Hope this helps! Doug W6PUG
1944 Hardinge TL lathe
Aciera F2 mill
HF MIG180 welder
Longevity D40 plasma cutter
Floor drill press, compressor, stand grinder, chop saw and "all that kinda stuff" _


----------



## xman_charl

Been using 180 for several months now. Has cap mod. Older 171 mig was given to member
of my church.

Somewhat satisfied with 180. Get those new Lincolns, much better mig.

Photo of mig 180 weld, switch position F.

Charl


----------



## W6PUG

I did not realize when I got it that HF welders are all AC / my welds are strong and my puddle patterns are good but cannot get that finish look I used to get, and then found out that HF welders are not DC ... my fault for not recognizing it when I got it. I will investigate putting the cap and bleeder resistor in and seeing if that helps, but I gotta feeling I will probably be looking at another welder before long. It is doing the job ... live and learn :nuts:


----------



## jlrice54

Actually the Harbor Freight MIG sets that are gas or flux core (131, 151, 170, 180) are all DC welders.  If you are getting AC output, your rectifier board is bad.  The DC output is very choppy and the cap mod will smooth it out.  Also putting the wire feed board on it's own rectifier will smooth out the feed pulsations that these machines inherently have.  Adding the cap/bleeder resistor modification and smoothing out the wire feed rate with the separate rectifier/capacitor mod will make the HF welders produce welds as good as most of the big name welders produce.  Check out what is being done with the HF MIG welders on Welding Web forum.  

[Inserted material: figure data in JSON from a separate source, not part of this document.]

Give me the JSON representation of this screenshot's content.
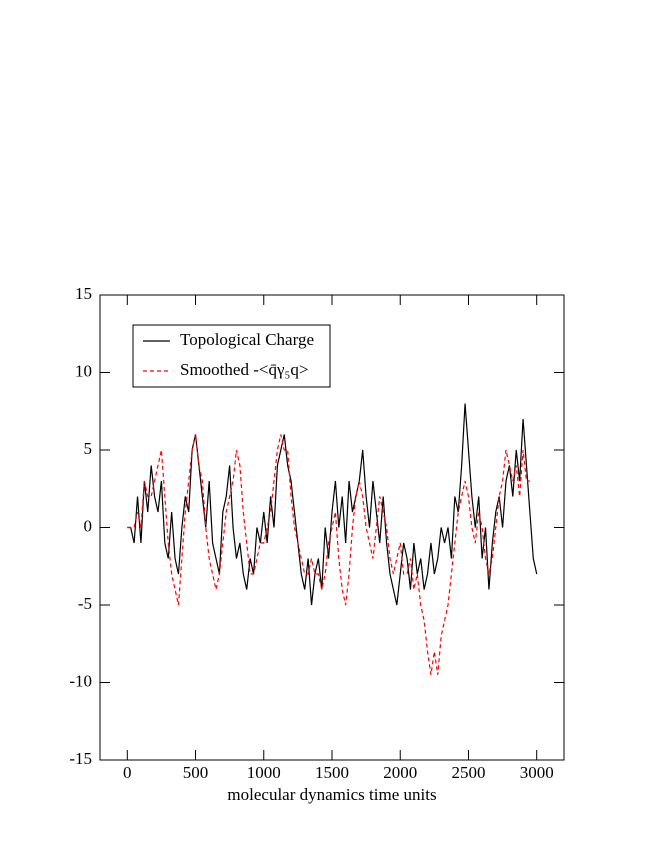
{
  "chart_data": {
    "type": "line",
    "xlabel": "molecular dynamics time units",
    "xlim": [
      -200,
      3200
    ],
    "ylim": [
      -15,
      15
    ],
    "xticks": [
      0,
      500,
      1000,
      1500,
      2000,
      2500,
      3000
    ],
    "yticks": [
      -15,
      -10,
      -5,
      0,
      5,
      10,
      15
    ],
    "legend": "upper left",
    "x": [
      0,
      25,
      50,
      75,
      100,
      125,
      150,
      175,
      200,
      225,
      250,
      275,
      300,
      325,
      350,
      375,
      400,
      425,
      450,
      475,
      500,
      525,
      550,
      575,
      600,
      625,
      650,
      675,
      700,
      725,
      750,
      775,
      800,
      825,
      850,
      875,
      900,
      925,
      950,
      975,
      1000,
      1025,
      1050,
      1075,
      1100,
      1125,
      1150,
      1175,
      1200,
      1225,
      1250,
      1275,
      1300,
      1325,
      1350,
      1375,
      1400,
      1425,
      1450,
      1475,
      1500,
      1525,
      1550,
      1575,
      1600,
      1625,
      1650,
      1675,
      1700,
      1725,
      1750,
      1775,
      1800,
      1825,
      1850,
      1875,
      1900,
      1925,
      1950,
      1975,
      2000,
      2025,
      2050,
      2075,
      2100,
      2125,
      2150,
      2175,
      2200,
      2225,
      2250,
      2275,
      2300,
      2325,
      2350,
      2375,
      2400,
      2425,
      2450,
      2475,
      2500,
      2525,
      2550,
      2575,
      2600,
      2625,
      2650,
      2675,
      2700,
      2725,
      2750,
      2775,
      2800,
      2825,
      2850,
      2875,
      2900,
      2925,
      2950,
      2975,
      3000
    ],
    "series": [
      {
        "name": "Topological Charge",
        "color": "#000000",
        "dash": "solid",
        "values": [
          0,
          0,
          -1,
          2,
          -1,
          3,
          1,
          4,
          2,
          1,
          3,
          -1,
          -2,
          1,
          -2,
          -3,
          0,
          2,
          1,
          5,
          6,
          4,
          2,
          0,
          3,
          -1,
          -2,
          -3,
          1,
          2,
          4,
          0,
          -2,
          -1,
          -3,
          -4,
          -2,
          -3,
          0,
          -1,
          1,
          -1,
          2,
          0,
          4,
          5,
          6,
          4,
          3,
          1,
          -1,
          -3,
          -4,
          -2,
          -5,
          -3,
          -2,
          -4,
          0,
          -2,
          1,
          3,
          0,
          2,
          -1,
          3,
          1,
          2,
          3,
          5,
          2,
          0,
          3,
          1,
          -1,
          2,
          -1,
          -3,
          -4,
          -5,
          -3,
          -1,
          -2,
          -4,
          -1,
          -3,
          -2,
          -4,
          -3,
          -1,
          -3,
          -2,
          0,
          -1,
          0,
          -2,
          2,
          1,
          4,
          8,
          5,
          2,
          0,
          2,
          -2,
          0,
          -4,
          -1,
          1,
          2,
          0,
          3,
          4,
          2,
          5,
          3,
          7,
          4,
          1,
          -2,
          -3
        ]
      },
      {
        "name": "Smoothed -<q̄γ₅q>",
        "color": "#ff0000",
        "dash": "dashed",
        "values": [
          0,
          0,
          0,
          1,
          0,
          3,
          2,
          2,
          3,
          4,
          5,
          2,
          -1,
          -3,
          -4,
          -5,
          -2,
          1,
          3,
          5,
          6,
          4,
          3,
          0,
          -2,
          -3,
          -4,
          -3,
          -1,
          1,
          2,
          3,
          5,
          4,
          1,
          -1,
          -3,
          -3,
          -2,
          -1,
          -1,
          0,
          1,
          3,
          5,
          6,
          5,
          5,
          2,
          0,
          -1,
          -2,
          -3,
          -3,
          -2,
          -3,
          -3,
          -4,
          -3,
          -1,
          0,
          1,
          -2,
          -4,
          -5,
          -3,
          0,
          2,
          3,
          2,
          0,
          -1,
          -2,
          0,
          2,
          1,
          0,
          -2,
          -3,
          -2,
          -1,
          -3,
          -3,
          -2,
          -4,
          -3,
          -5,
          -6,
          -8,
          -9.5,
          -8,
          -9.5,
          -7,
          -6,
          -5,
          -3,
          -1,
          1,
          2,
          3,
          2,
          0,
          -1,
          1,
          0,
          -2,
          -3,
          -2,
          0,
          2,
          3,
          5,
          4,
          3,
          4,
          2,
          5,
          3,
          3,
          null,
          null
        ]
      }
    ]
  }
}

I'm not sure what the flux wire only models have as I've never looked in to their schematics.

James in NTX



W6PUG said:


> I did not realize when I got it that HF welders are all AC / my welds are strong and my puddle patterns are good but cannot get that finish look I used to get, and then found out that HF welders are not DC ... my fault for not recognizing it when I got it. I will investigate putting the cap and bleeder resistor in and seeing if that helps, but I gotta feeling I will probably be looking at another welder before long. It is doing the job ... live and learn :nuts:


----------